Gilmar Mendes rebate critica de Mendonça sobre ativismo judicial e diz que maioria está com Moraes

O ministro decano do Supremo Tribunal Federal, Gilmar Mendes, durante sua participação no evento do Grupo Esfera Brasil, rebateu declaração dada por seu colega André Mendonça sobre a necessidade de “autocontenção do Judiciário”. “Se nós tivéssemos sido contidos durante a pandemia, muito provavelmente não teríamos tido ‘só’ 700 mil mortos”, afirmou Gilmar. O ministro relembrou que seu então companheiro de STF Ricardo Lewandowski ordenou que o governo Jair Bolsonaro comprasse vacinas contra a Covid-19 à época.
Certamente tem muita gente que se antipatiza conosco, mas que teve a família salva, parentes salvos, graças a essa ação, que alguém vai dizer ser ativista. Mas isso tem total respaldo na Constituição, que consagra o direito à saúde.
O ministro Gilmar reforçou a importância do Poder Judiciário na democracia e defendeu firmeza nas decisões. Moraes é alvo da Casa Branca por relatar o processo contra o ex-presidente Jair Bolsonaro (PL), réu no inquérito que investiga uma tentativa de golpe de Estado após o resultado das eleições de 2022. O ex-ministro, na semana passada, teve cartão de crédito da bandeira MasterCard bloqueado após determinação do governo americano.
O ministro reforçou a importância do colega no STF e exaltou o trabalho dele no comando do processo que apura os ataques de 8 de janeiro. “Nós, a maioria do tribunal, inequivocamente, apoiamos o ministro Alexandre de Moraes”, disse Gilmar Mendes.
“A democracia também não é um espaço livre em que todos podem fazer o que quer. A democracia constitucional significa ter limites. As pessoas não podem quebrar prédios, derrubar casas, fazer coisas desse tipo. O direito penal pune e assim o tribunal fez, impôs limites”, ressaltou o ministro.
A declaração de Gilmar Mendes aconteceu após o ministro André Mendonça criticar um “ativismo judicial” na Corte e defender uma “autocontenção” nas decisões durante um jantar com empresários realizados pelo grupo Lide. A fala foi vista como indireta a Moraes, já que Mendonça tem sido um dos críticos às decisões do colega.

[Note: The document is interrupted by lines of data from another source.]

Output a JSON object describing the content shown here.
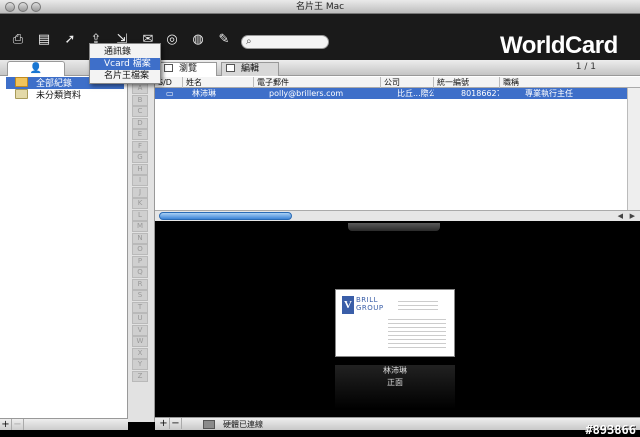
{
  "window": {
    "title": "名片王 Mac"
  },
  "toolbar": {
    "icons": [
      "scan-icon",
      "new-card-icon",
      "cursor-icon",
      "export-icon",
      "share-icon",
      "mail-icon",
      "sync-icon",
      "web-icon",
      "edit-icon"
    ],
    "brand": "WorldCard",
    "search_value": ""
  },
  "export_menu": {
    "items": [
      "通訊錄",
      "Vcard 檔案",
      "名片王檔案"
    ],
    "highlighted": "Vcard 檔案"
  },
  "sidebar": {
    "folders": [
      {
        "label": "全部紀錄",
        "selected": true
      },
      {
        "label": "未分類資料",
        "selected": false
      }
    ]
  },
  "alpha_index": [
    "A",
    "B",
    "C",
    "D",
    "E",
    "F",
    "G",
    "H",
    "I",
    "J",
    "K",
    "L",
    "M",
    "N",
    "O",
    "P",
    "Q",
    "R",
    "S",
    "T",
    "U",
    "V",
    "W",
    "X",
    "Y",
    "Z"
  ],
  "tabs": [
    {
      "label": "瀏覽",
      "active": true
    },
    {
      "label": "編輯",
      "active": false
    }
  ],
  "pager": "1 / 1",
  "table": {
    "columns": [
      "S/D",
      "姓名",
      "電子郵件",
      "公司",
      "統一編號",
      "職稱"
    ],
    "rows": [
      {
        "sd": "",
        "name": "林沛琳",
        "email": "polly@brillers.com",
        "company": "比丘...際公司",
        "tax_id": "80186627",
        "title": "專業執行主任"
      }
    ]
  },
  "preview": {
    "card_brand": "BRILL\nGROUP",
    "name_caption": "林沛琳",
    "side_caption": "正面"
  },
  "status": {
    "text": "硬體已連線"
  },
  "watermark": "#893866"
}
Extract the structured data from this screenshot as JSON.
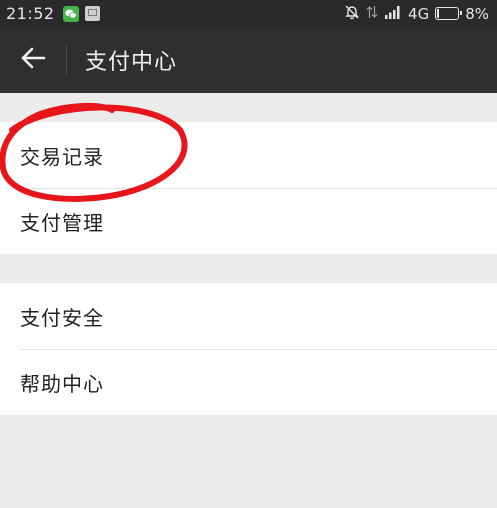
{
  "status_bar": {
    "time": "21:52",
    "network": "4G",
    "battery_percent_text": "8%",
    "battery_level": 0.08
  },
  "header": {
    "title": "支付中心",
    "back_icon": "arrow-left-icon"
  },
  "groups": [
    {
      "items": [
        {
          "label": "交易记录"
        },
        {
          "label": "支付管理"
        }
      ]
    },
    {
      "items": [
        {
          "label": "支付安全"
        },
        {
          "label": "帮助中心"
        }
      ]
    }
  ],
  "annotation": {
    "color": "#e8151b"
  }
}
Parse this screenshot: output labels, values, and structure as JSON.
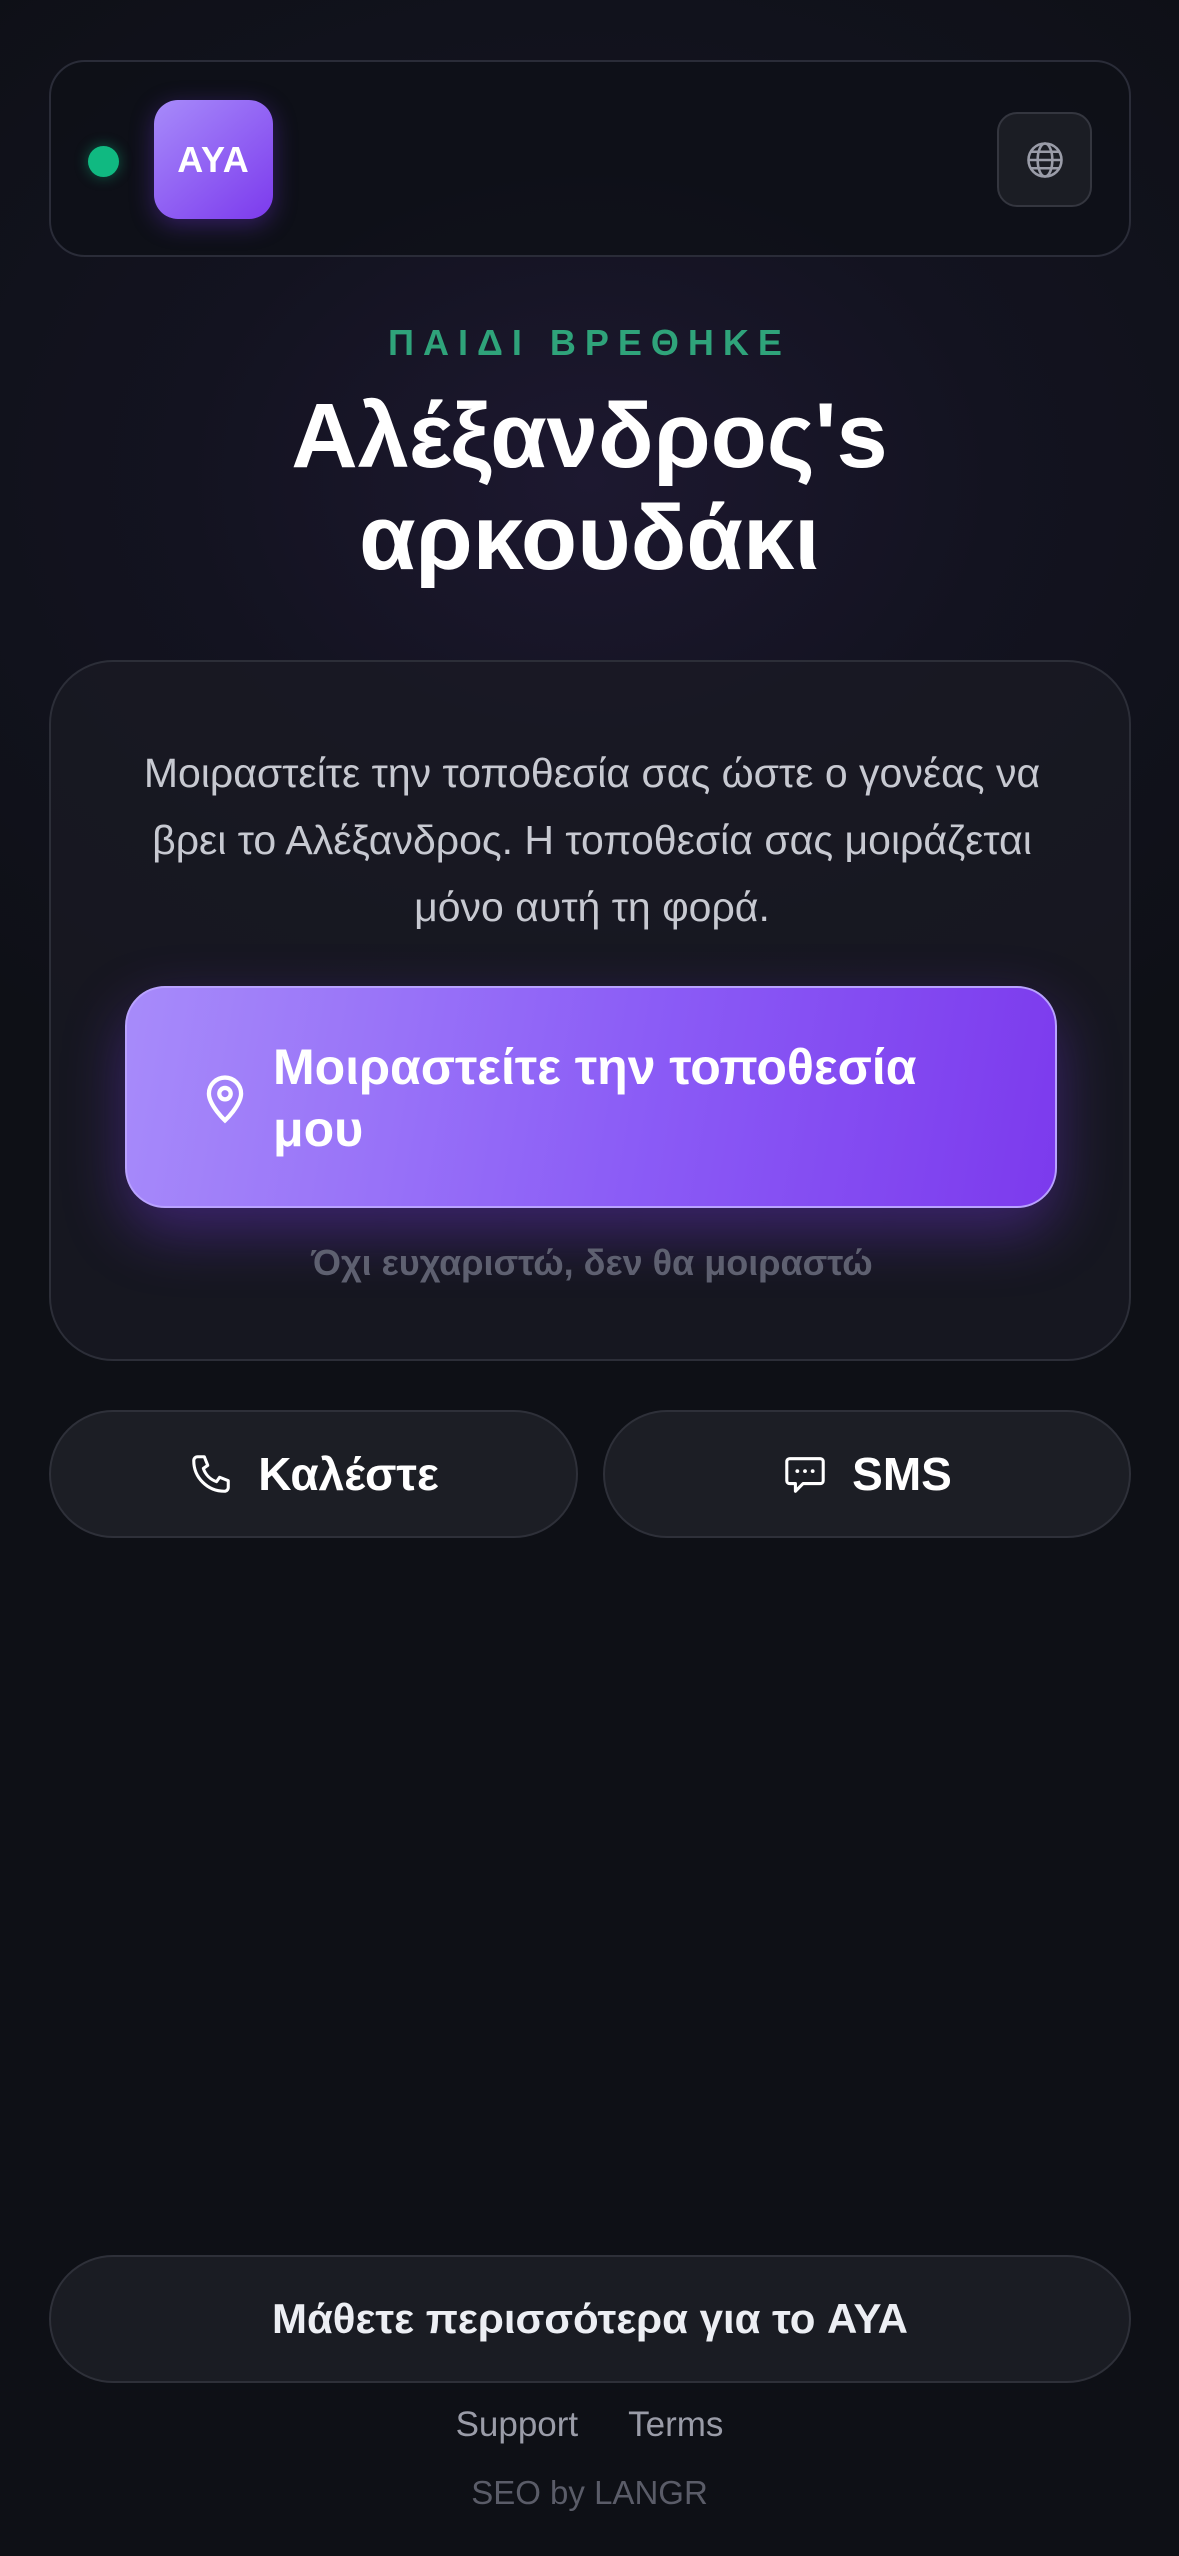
{
  "header": {
    "status": "online",
    "logo_text": "AYA",
    "language_icon": "globe-icon"
  },
  "hero": {
    "eyebrow": "ΠΑΙΔΙ ΒΡΕΘΗΚΕ",
    "title_line1": "Αλέξανδρος's",
    "title_line2": "αρκουδάκι"
  },
  "card": {
    "description": "Μοιραστείτε την τοποθεσία σας ώστε ο γονέας να βρει το Αλέξανδρος. Η τοποθεσία σας μοιράζεται μόνο αυτή τη φορά.",
    "share_label": "Μοιραστείτε την τοποθεσία μου",
    "share_icon": "location-pin-icon",
    "decline_label": "Όχι ευχαριστώ, δεν θα μοιραστώ"
  },
  "actions": {
    "call_label": "Καλέστε",
    "call_icon": "phone-icon",
    "sms_label": "SMS",
    "sms_icon": "message-icon"
  },
  "footer": {
    "learn_more": "Μάθετε περισσότερα για το AYA",
    "links": [
      "Support",
      "Terms"
    ],
    "credit": "SEO by LANGR"
  },
  "colors": {
    "accent": "#8b5cf6",
    "status": "#10b981",
    "eyebrow": "#2fa37a"
  }
}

Ao comentar o caso, Gilmar Mendes afirmou não ver a fala como relevante e defendeu as decisões do Supremo Tribunal Federal nos últimos anos.
“Não reputo isso relevante. Tenho a impressão de que ampla maioria do tribunal tem o reconhecimento de que talvez nós não estivéssemos aqui hoje se não fosse a ação do ministro Alexandre de Moraes, de sua liderança”, reforçou.
Gilmar ressaltou mais uma vez que a “maioria do Supremo” apoia e dá suporte ao ministro Alexandre de Moraes.
Gilmar ainda defendeu a unidade da Corte e disse ver o STF como uma das Cortes mais poderosas do mundo. “Eu acho que esse é o esforço que temos feito, não podemos perder a noção de unidade da Corte. Da institucionalidade da Corte. Acho que construímos, até surpreendentemente, talvez uma das cortes mais reconhecidas e poderosas do mundo. Cumpre um papel importantíssimo na democracia e isso precisa ser preservado”.
Gilmar afirmou não acreditar que algum dos ministros da Primeira Turma peça vista no processo que aponta Bolsonaro como principal articulador da tentativa de golpe. O julgamento está marcado para começar no dia 2 de setembro. Cinco ministros da Primeira Turma vão participar: Alexandre de Moraes, Flávio Dino, Cármen Lúcia, Cristiano Zanin e Luiz Fux.
Questionado sobre as chances de o ex-presidente Jair Bolsonaro disputar a eleição em 2026, o ministro foi enfático: “A decisão já transitou em julgado. Não há espaço para brincadeiras nessa temática”, disse Gilmar.
O evento do Grupo Esfera Brasil, também reuniu governadores e presidentes de partidos para apresentar propostas para o país e discutir o cenário eleitoral em São Paulo.